Geen moment
Marianne den Hollander (huisarts, niet praktiserend) denkt nog geregeld terug aan een afscheidsgesprek met een bijzondere patiënt.
Tekst: Marianne den Hollander | Illustratie: Marcel Leuning
Bij het kennismakingsgesprek vertelde hij dat hij bij zijn vorige huisarts elk jaar zijn PSA liet prikken. Ik reageerde met het verhaal over voorspellende waarde, fout positieve uitslagen en het risico op onnodige ingrijpende behandelingen. Ik was een vurig voorstander van evidence based medicine. “Nee, dan doen we het niet”, zei hij, meteen meegaand in mijn argumentatie.
Hij kwam bijna nooit naar het spreekuur maar ik zag hem vaak op de fiets.
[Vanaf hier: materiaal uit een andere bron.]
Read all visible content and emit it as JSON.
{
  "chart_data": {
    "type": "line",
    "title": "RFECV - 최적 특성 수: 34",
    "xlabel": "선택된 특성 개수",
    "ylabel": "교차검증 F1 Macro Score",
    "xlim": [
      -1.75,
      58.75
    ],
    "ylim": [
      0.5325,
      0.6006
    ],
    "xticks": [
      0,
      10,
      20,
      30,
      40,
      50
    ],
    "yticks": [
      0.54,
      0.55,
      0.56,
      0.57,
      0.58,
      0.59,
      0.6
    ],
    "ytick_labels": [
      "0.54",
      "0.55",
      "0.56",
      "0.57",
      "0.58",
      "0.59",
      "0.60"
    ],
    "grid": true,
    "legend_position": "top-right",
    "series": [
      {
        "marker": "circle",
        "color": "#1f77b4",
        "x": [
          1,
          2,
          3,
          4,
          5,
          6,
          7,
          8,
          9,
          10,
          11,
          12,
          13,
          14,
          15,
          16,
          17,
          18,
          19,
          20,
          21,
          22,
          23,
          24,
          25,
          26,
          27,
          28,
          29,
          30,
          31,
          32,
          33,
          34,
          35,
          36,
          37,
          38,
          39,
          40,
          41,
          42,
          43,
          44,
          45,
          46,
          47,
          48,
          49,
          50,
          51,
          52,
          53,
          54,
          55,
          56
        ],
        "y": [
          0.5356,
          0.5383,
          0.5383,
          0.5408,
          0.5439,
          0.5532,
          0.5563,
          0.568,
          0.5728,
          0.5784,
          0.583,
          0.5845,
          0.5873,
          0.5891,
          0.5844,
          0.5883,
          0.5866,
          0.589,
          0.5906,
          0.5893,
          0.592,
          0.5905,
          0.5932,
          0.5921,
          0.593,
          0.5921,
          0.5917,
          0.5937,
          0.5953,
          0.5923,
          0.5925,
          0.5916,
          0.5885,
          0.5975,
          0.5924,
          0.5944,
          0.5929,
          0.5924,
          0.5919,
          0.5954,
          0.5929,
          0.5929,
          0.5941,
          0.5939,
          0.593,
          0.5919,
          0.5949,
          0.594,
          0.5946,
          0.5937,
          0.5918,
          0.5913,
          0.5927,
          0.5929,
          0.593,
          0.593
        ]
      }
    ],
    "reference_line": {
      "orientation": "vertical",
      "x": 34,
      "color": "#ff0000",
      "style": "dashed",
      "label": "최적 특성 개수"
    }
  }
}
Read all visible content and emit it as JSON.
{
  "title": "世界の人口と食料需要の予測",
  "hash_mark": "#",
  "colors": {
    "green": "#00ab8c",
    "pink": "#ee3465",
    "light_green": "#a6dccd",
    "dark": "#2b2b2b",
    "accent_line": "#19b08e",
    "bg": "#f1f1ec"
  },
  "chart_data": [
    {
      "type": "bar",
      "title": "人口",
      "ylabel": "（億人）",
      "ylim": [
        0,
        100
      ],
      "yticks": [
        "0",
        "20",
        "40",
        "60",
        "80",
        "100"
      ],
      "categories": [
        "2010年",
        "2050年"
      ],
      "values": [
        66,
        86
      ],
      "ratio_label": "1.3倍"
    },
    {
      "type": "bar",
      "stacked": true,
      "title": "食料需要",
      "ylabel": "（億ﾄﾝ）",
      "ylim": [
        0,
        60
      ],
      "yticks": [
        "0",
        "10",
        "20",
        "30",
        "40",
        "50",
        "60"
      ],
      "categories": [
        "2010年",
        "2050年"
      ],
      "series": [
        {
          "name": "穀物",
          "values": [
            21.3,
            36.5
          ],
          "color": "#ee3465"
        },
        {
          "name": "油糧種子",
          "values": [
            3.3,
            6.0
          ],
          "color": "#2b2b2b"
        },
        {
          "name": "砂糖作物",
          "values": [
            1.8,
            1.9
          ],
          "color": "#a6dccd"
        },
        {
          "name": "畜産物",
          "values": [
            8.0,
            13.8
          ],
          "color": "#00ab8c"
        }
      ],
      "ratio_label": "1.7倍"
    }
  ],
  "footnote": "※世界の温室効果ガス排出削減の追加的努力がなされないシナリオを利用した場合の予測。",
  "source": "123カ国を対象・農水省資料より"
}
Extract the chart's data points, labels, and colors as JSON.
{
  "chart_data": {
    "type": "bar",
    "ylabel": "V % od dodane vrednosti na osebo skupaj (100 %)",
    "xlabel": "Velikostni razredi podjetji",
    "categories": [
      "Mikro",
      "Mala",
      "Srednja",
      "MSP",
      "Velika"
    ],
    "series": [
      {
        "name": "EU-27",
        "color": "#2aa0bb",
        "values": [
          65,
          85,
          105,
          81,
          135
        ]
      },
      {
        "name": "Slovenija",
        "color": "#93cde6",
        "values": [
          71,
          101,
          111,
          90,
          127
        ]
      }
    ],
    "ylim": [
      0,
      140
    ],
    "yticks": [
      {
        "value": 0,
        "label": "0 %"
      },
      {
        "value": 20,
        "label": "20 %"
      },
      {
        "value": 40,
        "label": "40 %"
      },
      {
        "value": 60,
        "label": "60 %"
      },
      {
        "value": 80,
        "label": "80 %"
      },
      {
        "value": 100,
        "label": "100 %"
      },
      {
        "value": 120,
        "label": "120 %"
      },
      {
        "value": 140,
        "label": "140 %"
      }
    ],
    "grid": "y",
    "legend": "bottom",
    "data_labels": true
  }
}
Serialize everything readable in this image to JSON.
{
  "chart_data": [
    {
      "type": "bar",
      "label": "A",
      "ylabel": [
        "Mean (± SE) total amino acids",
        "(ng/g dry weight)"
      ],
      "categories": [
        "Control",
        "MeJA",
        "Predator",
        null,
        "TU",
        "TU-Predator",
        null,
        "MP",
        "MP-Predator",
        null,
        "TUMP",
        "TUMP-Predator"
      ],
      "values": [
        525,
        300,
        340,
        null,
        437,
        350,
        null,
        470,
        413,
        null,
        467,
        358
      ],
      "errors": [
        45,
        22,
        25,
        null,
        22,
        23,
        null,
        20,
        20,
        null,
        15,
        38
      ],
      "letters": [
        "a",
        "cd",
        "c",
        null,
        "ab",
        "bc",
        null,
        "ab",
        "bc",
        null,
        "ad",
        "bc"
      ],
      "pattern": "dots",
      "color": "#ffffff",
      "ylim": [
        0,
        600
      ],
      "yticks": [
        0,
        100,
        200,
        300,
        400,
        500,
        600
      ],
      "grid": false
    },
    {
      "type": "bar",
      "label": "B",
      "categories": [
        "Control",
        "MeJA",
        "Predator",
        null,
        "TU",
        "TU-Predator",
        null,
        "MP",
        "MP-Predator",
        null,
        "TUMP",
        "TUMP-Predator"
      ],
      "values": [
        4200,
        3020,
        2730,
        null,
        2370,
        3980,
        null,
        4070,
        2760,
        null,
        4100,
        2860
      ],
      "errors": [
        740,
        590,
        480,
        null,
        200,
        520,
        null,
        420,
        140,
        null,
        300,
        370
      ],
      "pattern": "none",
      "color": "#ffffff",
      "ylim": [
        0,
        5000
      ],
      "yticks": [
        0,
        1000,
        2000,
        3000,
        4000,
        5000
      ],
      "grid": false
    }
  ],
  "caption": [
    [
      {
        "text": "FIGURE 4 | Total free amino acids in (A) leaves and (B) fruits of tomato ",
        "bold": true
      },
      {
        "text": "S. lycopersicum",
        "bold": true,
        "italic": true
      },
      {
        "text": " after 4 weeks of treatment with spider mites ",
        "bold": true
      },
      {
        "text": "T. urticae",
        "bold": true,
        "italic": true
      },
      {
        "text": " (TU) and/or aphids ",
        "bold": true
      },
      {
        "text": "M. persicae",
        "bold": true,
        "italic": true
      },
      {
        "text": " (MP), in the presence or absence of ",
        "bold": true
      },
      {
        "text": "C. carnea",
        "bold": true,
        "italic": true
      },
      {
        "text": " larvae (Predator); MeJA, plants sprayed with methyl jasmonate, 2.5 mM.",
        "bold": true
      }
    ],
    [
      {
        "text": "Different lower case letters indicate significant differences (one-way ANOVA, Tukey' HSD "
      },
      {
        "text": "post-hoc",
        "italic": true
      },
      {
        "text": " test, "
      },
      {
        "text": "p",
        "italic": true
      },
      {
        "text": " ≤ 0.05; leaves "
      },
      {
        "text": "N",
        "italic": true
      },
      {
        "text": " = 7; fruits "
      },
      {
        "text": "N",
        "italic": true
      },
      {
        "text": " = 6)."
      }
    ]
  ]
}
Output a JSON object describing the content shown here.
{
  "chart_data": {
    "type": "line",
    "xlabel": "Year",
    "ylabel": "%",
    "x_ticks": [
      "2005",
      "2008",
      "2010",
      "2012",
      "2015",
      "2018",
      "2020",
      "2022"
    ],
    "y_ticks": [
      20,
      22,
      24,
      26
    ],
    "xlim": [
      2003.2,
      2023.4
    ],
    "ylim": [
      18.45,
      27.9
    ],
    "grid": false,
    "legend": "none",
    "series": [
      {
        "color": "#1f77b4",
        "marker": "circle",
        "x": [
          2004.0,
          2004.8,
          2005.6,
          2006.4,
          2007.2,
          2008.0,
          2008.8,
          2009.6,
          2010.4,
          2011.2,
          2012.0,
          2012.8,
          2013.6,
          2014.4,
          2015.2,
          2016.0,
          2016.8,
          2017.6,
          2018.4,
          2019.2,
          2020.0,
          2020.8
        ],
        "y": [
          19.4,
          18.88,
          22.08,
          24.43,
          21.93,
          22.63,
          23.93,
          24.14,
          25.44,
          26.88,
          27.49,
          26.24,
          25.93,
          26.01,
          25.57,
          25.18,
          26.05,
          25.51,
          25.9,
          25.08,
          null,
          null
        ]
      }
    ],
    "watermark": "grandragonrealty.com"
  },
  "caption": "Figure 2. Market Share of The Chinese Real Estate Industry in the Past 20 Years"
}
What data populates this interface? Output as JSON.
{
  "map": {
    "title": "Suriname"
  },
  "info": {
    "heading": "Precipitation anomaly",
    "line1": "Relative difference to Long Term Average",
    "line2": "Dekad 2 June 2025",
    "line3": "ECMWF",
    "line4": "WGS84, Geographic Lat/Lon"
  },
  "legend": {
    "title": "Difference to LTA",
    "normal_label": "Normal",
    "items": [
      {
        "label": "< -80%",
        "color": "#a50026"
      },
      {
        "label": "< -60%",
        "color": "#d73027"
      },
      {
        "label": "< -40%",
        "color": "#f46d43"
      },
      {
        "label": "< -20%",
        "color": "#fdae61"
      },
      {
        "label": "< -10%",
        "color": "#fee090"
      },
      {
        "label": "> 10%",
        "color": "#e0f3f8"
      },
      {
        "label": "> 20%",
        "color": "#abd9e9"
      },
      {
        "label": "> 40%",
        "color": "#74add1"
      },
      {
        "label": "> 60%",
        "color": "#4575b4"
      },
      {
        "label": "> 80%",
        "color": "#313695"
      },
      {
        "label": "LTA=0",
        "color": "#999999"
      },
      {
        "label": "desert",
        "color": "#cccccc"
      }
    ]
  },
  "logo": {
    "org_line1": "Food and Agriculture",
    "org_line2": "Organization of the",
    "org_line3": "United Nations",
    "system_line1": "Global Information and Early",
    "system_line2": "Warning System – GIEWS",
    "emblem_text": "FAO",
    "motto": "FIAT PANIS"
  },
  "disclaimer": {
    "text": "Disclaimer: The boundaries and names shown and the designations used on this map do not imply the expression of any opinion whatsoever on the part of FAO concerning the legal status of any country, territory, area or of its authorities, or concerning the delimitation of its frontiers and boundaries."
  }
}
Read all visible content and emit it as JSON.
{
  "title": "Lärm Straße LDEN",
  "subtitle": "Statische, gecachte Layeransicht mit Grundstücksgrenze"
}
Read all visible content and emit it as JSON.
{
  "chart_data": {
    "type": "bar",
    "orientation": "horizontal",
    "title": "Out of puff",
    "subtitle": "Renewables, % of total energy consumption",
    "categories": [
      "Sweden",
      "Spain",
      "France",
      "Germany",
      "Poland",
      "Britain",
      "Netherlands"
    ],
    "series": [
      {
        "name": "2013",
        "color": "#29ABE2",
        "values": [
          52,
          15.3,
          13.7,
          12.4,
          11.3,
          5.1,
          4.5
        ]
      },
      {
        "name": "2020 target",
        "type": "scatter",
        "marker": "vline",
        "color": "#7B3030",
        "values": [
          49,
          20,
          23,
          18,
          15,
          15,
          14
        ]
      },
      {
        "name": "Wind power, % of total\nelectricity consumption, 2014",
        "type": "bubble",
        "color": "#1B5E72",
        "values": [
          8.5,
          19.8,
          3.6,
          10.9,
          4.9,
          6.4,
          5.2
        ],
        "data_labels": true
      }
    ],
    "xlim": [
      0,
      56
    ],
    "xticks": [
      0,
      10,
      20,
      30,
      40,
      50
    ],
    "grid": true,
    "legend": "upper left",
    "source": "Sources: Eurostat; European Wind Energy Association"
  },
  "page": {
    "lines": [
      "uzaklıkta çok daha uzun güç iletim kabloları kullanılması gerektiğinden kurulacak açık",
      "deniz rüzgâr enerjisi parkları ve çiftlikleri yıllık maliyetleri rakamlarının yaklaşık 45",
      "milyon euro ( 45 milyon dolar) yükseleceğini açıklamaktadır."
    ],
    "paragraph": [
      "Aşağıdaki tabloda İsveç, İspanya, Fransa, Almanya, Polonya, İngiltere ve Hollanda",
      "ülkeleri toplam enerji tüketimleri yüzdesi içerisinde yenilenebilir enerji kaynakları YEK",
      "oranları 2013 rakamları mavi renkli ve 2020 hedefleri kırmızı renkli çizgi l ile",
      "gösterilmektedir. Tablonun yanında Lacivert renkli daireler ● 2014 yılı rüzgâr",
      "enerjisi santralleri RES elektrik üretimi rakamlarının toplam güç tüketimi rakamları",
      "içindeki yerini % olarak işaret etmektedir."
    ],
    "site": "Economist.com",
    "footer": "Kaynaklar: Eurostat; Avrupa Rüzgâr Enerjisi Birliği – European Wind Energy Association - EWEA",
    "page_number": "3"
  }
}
Hij had altijd lange afstanden gefietst en was nog heel vitaal. Hij had een uitgesproken scoliose: zijn ene schouder stond veel hoger dan de andere, ik herkende hem al van ver aan zijn silhouet.
Toen kreeg hij hevige, onbegrepen pijn in zijn been. Oriënterend onderzoek leverde niets op, maar gelukkig ging de pijn na een poosje vanzelf weer weg. Niet veel later kwam hij weer naar het spreekuur, nu met zijn zoon die in het buitenland woonde, maar gealarmeerd door de situatie van zijn vader naar huis gekomen was. De zoon was geschrokken van de pijn die hij bij zijn vader had gezien en kwam mee naar het spreekuur omdat zijn vader niet gauw klaagde en misschien niet zou vertellen hoe erg het was. De pijn zat nu op een andere plaats, meer in zijn rug. Ik verwees hem naar de internist. Op een dag werd ik onder het spreekuur gebeld door de internist: prostaatcarcinoom, uitgezaaid naar de botten. Ik had even tijd nodig om me te herpakken.
‘In de lift ging er van alles door me heen’
Dezelfde dag nog bezocht ik hem in het ziekenhuis. Ik wist nog niet wat ik zou zeggen, wat hij zou zeggen en hoe ik eventueel zou reageren, maar toen ik de zaal opkwam, liep hij naar me toe om me te begroeten en hij gaf me geen hand maar een hug. Even stonden we dicht bij elkaar en ik hoorde een snik.
Hij werd behandeld, palliatief, en ik zag hem weer fietsen met zijn vrouw. Met een slakkengang ging het nu. Op het spreekuur vertelde hij dat hij pijn had, maar dat hij vooral leed onder het verlies aan vitaliteit. Hij vertelde over zijn leven en hoe hij zijn levenseinde zag.
Toen het voor hem te belastend werd om naar het spreekuur te komen, kwam ik bij hem en zat ik naast zijn bed in de flat waar hij nu verzorgd werd door zijn vrouw. Zijn vraag om euthanasie werd actueel, de procedure werd in gang gezet en bij één van onze laatste gesprekken vroeg ik het, eindelijk: “U zult wel boos op me geweest zijn dat ik destijds geen PSA heb laten prikken.” Hij keek oprecht verbaasd, strekte zijn handen naar me uit en trok mijn hoofd een beetje naar zich toe. “Geen moment”, zei hij toen hij me weer losgelaten had. In de lift naar beneden ging er van alles in me te keer: over mijn vak, over het leven, over dokters en patiënten, maar voor slechts één indruk had ik toereikende woorden: ‘Wat een vent!’